E*TRADE Financial Corp (NASDAQ:ETFC), a financial service provider for retail investors, announced on Monday that it agreed to acquire Aperture New Holdings, Inc., which is the corporate parent of OptionsHouse for $725 million. The all-cash deal is expected to close in the fourth quarter of 2016, according to the statement.
“This transaction provides OptionsHouse customers with an expanded breadth of offerings, while they continue to enjoy the same tools, platform, value, and quality services they have come to expect,” Michael Curcio, the CEO of Aperture Group, LLC, said in the statement on Monday. The CEO of E*Trade Financial also said that the transaction will strengthen the derivatives capabilities and enrich the client profile of E*Trade by adding OptionsHouse’s active traders.

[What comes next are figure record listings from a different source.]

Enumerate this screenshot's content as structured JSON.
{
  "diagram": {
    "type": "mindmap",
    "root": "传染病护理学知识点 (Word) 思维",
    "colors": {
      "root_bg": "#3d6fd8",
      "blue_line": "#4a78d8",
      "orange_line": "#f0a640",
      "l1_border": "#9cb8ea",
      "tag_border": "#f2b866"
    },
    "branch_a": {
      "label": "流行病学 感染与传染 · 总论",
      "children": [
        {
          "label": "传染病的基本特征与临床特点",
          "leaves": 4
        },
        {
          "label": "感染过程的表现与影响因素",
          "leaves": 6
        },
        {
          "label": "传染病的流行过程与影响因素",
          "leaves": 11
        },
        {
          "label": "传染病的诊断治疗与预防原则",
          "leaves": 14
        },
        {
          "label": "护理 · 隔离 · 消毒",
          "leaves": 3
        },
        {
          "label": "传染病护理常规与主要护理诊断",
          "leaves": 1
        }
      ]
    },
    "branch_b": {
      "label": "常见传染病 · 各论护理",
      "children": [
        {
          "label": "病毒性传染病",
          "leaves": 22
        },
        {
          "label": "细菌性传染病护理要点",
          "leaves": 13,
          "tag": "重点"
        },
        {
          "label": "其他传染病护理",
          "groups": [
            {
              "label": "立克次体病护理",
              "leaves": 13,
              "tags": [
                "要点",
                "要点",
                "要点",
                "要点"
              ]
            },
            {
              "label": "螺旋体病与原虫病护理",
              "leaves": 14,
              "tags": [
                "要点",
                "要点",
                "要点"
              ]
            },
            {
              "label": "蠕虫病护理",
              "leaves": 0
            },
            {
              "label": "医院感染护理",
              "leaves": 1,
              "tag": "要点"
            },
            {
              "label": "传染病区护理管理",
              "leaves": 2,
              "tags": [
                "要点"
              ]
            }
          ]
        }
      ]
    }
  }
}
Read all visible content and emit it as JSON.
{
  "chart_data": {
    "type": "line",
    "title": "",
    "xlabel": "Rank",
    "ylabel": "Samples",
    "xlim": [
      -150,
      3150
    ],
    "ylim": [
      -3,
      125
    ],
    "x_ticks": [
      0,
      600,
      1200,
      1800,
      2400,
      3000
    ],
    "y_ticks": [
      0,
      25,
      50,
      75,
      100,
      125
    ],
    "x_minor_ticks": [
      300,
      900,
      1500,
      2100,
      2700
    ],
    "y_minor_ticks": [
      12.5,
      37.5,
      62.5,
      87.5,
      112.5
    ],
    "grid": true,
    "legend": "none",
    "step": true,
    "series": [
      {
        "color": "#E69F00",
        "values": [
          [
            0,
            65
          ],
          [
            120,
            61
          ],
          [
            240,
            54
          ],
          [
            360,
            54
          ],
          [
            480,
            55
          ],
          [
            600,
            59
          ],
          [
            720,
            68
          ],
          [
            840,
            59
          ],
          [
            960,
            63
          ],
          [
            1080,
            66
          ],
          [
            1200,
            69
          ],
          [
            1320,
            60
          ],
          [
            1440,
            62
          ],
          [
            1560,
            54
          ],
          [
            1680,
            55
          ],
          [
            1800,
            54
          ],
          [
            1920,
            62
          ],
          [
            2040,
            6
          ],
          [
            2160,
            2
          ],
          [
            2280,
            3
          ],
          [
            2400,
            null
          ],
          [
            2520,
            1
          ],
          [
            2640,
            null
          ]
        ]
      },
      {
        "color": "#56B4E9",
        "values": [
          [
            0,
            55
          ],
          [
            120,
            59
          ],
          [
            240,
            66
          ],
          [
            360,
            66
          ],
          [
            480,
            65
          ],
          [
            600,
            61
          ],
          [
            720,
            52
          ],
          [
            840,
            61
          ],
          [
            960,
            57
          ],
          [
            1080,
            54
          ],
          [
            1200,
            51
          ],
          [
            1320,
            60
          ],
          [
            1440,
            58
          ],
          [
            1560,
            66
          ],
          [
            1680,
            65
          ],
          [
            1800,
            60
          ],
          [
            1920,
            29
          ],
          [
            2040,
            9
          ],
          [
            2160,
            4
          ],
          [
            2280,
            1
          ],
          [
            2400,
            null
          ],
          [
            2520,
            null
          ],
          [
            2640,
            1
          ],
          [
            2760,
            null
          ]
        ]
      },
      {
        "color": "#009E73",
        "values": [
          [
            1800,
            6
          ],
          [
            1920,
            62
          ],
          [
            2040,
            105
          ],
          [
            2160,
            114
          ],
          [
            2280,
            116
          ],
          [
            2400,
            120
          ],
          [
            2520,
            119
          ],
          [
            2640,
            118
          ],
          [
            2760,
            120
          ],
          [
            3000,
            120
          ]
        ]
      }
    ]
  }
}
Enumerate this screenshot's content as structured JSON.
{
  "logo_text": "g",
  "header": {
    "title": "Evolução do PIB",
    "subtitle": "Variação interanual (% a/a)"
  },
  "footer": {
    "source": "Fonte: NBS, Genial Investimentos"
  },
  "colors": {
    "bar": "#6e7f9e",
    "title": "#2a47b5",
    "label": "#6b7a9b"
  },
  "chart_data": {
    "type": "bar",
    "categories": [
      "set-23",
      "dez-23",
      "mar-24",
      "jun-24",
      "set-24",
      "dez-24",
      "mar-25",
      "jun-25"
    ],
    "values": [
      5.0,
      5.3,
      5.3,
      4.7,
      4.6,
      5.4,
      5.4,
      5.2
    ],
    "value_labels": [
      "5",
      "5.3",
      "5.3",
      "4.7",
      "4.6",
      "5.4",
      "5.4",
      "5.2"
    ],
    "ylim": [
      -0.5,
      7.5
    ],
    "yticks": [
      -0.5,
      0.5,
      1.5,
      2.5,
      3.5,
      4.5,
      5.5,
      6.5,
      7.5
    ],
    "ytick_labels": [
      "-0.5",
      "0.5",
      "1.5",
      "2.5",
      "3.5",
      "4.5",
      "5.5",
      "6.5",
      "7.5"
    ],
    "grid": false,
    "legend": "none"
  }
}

According to the statement, E*Trade Financial will issue up to $400 million of non-cumulative preferred stocks to finance the deal, and the company anticipated that the transaction would have little effect to earnings in 2017 but would add earnings in 2018. In the deal, Credit Suisse and Skadden, Arps, Slate, Meagher & Flom worked as advisors of E*Trade; Evercore and Paul, Weiss, Rifkind, Wharton & Garrison and Jefferies advised OptionsHouse.
Headquarterd in Chicago, OptionsHouse now has customer accounts of 154,000 and customer assets of $3.6 billion, $1.4 billion of which is in cash. The company’s revenue for the past year was $104 million and the Daily Average Revenue Trades for the past 12 months ended on June 30, 2016 was 27,000.
“From a capital utilization perspective, this transaction is incredibly attractive,” Mike Pizzi, CFO of E*Trade Financial, said in the statement. “Beyond creating compelling long-term returns through expansion and synergies, the introduction of preferred equity optimizes our capital structure and enhances flexibility. Importantly, it supports our consolidated Tier 1 leverage ratio to remain above target, while creating flexibility to continue marching forward on other capital actions, including share repurchases and balance sheet growth.”